Weighting on truss

Lets take an imaginary scenario that a rigger has suspended a truss on it’s two end points, each motor is rated at 500kg, however the evenly distributed load on the truss is 1,300kg, so the rigger attaches a third 500kg rated motor to pick up the centre of the truss. Thinking with 3 motors rated at 500kg each there would be no problem, to his dismay, the truss comes crashing down, centre point first.

The reason this didn’t work in our imaginary scenario is due to multi-point beam load calculations that he failed to account for.  The rigger in this case incorrectly assumed that the three motors would share the load between them equally and didn’t take into account the Three Moment Theorem.  This is a very complex formula, however to simplify matters, we have illustrated simplified various rigs below and shown the various loads as percentages of the entire load at each point.

As you can see from the top image with two points, each point carries 50% of the load.  If you look at the one below with 3 points you will see that the centre point supports 62% of load and outer points only support 19% of the load.  Applying that to what happened to our rigger:

Load = 1,300Kg

Each Outer Point = 0.19 x 1300 = 247Kg per point (19% of the load)

Centre Point = 0.62 x 1300 = 806Kg on centre point (62% of the load)
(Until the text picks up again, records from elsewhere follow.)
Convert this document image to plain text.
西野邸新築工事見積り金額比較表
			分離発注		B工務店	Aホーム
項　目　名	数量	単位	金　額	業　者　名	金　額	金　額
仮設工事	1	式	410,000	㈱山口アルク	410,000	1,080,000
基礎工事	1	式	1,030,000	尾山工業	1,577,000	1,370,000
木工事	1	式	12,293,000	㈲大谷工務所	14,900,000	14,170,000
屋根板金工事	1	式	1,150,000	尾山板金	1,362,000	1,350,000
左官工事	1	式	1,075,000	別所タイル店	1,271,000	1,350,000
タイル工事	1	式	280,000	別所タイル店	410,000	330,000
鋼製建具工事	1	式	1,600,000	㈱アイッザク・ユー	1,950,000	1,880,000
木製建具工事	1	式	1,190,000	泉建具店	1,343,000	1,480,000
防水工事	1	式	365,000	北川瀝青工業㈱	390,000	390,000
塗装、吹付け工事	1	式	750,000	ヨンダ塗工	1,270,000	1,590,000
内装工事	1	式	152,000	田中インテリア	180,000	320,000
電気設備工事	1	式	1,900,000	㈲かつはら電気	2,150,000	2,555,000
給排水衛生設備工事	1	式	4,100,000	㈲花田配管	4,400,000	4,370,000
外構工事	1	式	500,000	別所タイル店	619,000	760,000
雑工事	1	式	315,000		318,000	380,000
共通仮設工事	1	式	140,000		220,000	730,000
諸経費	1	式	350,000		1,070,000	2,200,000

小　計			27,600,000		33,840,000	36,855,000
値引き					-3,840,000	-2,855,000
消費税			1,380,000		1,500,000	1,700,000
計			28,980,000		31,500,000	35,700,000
As you can see, the 500Kg centre point was overloaded at 806Kg and thus collapsed.  What the rigger should have done is put up 2 extra motors:

Load = 1,300Kg

Each Outer Point = 0.13 x 1300 = 169Kg per point

Centre Points = 0.37 x 1300 = 481Kg per point

For our scenario, ideally the rigger should use 5 points to give himself a larger margin of error, as with 4 points there is only a 19Kg margin on the centre points.